Using AI for Formative Feedback: Current Challenges, Reflections, and Future Investigation
By Matthew Voice, Applied Linguistics at the University of Warwick
One strand of the WIHEA’s working group for AI in education has focused on the role of AI in formative feedback. As part of this strand, I have been experimenting with feeding my own writing to a range of generative AI (ChatGPT, Google Bard, and Microsoft Bing), to learn more about the sorts of feedback they provide.
The accompanying presentation documents my observations during this process. Some issues, such as the propensity of AI to ‘hallucinate’ sources, are well-documented concerns with current models. As discourse on student use of AI begins to make its way into the classroom, these challenges might provide a basis for critical discussion around the accuracy and quality of the feedback produced by language models, and the need for student to review any outputs produced by LLMs.
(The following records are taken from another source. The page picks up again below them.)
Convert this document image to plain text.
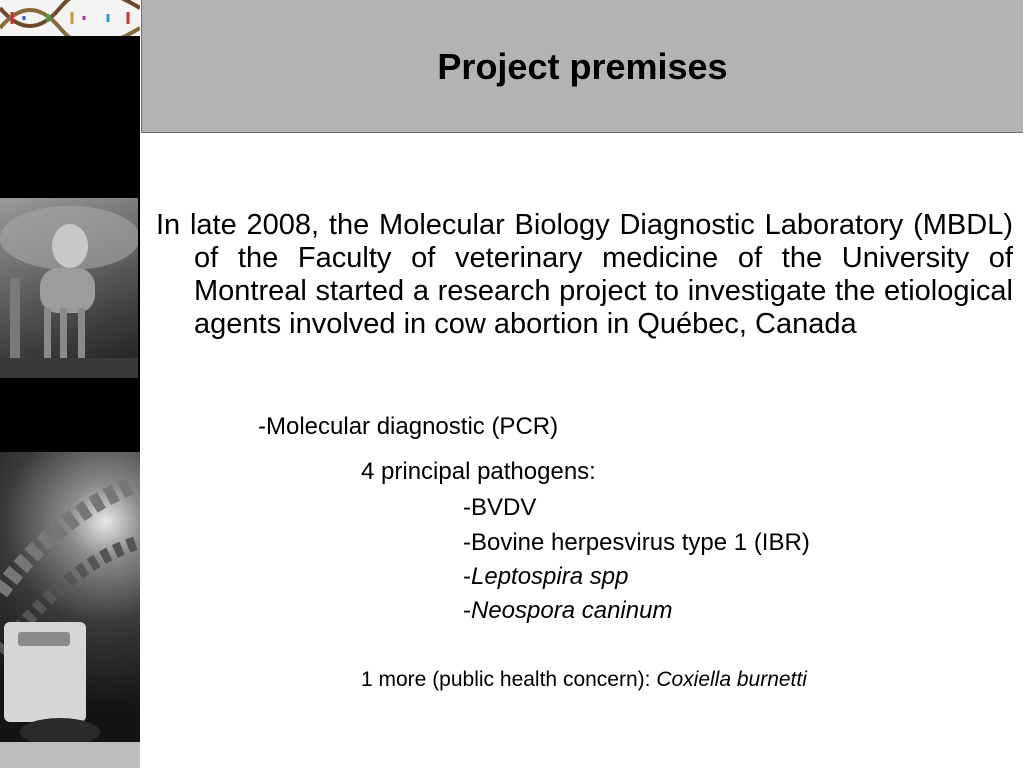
Project premises

In late 2008, the Molecular Biology Diagnostic Laboratory (MBDL) of the Faculty of veterinary medicine of the University of Montreal started a research project to investigate the etiological agents involved in cow abortion in Québec, Canada

-Molecular diagnostic (PCR)

4 principal pathogens:

-BVDV

-Bovine herpesvirus type 1 (IBR)

-Leptospira spp

-Neospora caninum

1 more (public health concern): Coxiella burnetti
Other common issues present different challenges for students using LLMs to elicit formative feedback. For instance, the prompt protocol in the presentation revealed a tendency for AI to provide contradictory advice when its suggestions are queried, leading to a confusing stance on whether or not an issue raised actually constitutes a point for improvement within the source text. When tasked with rewriting prompt material for improvement, LLMs consistently misconstrued (and therefore left absent) some of the nuances of my original review, in a fashion which changed key elements of the original argumentation without acknowledgement. The potential challenges for student users which arise from these tendencies is discussed in more detail in the presentation’s notes.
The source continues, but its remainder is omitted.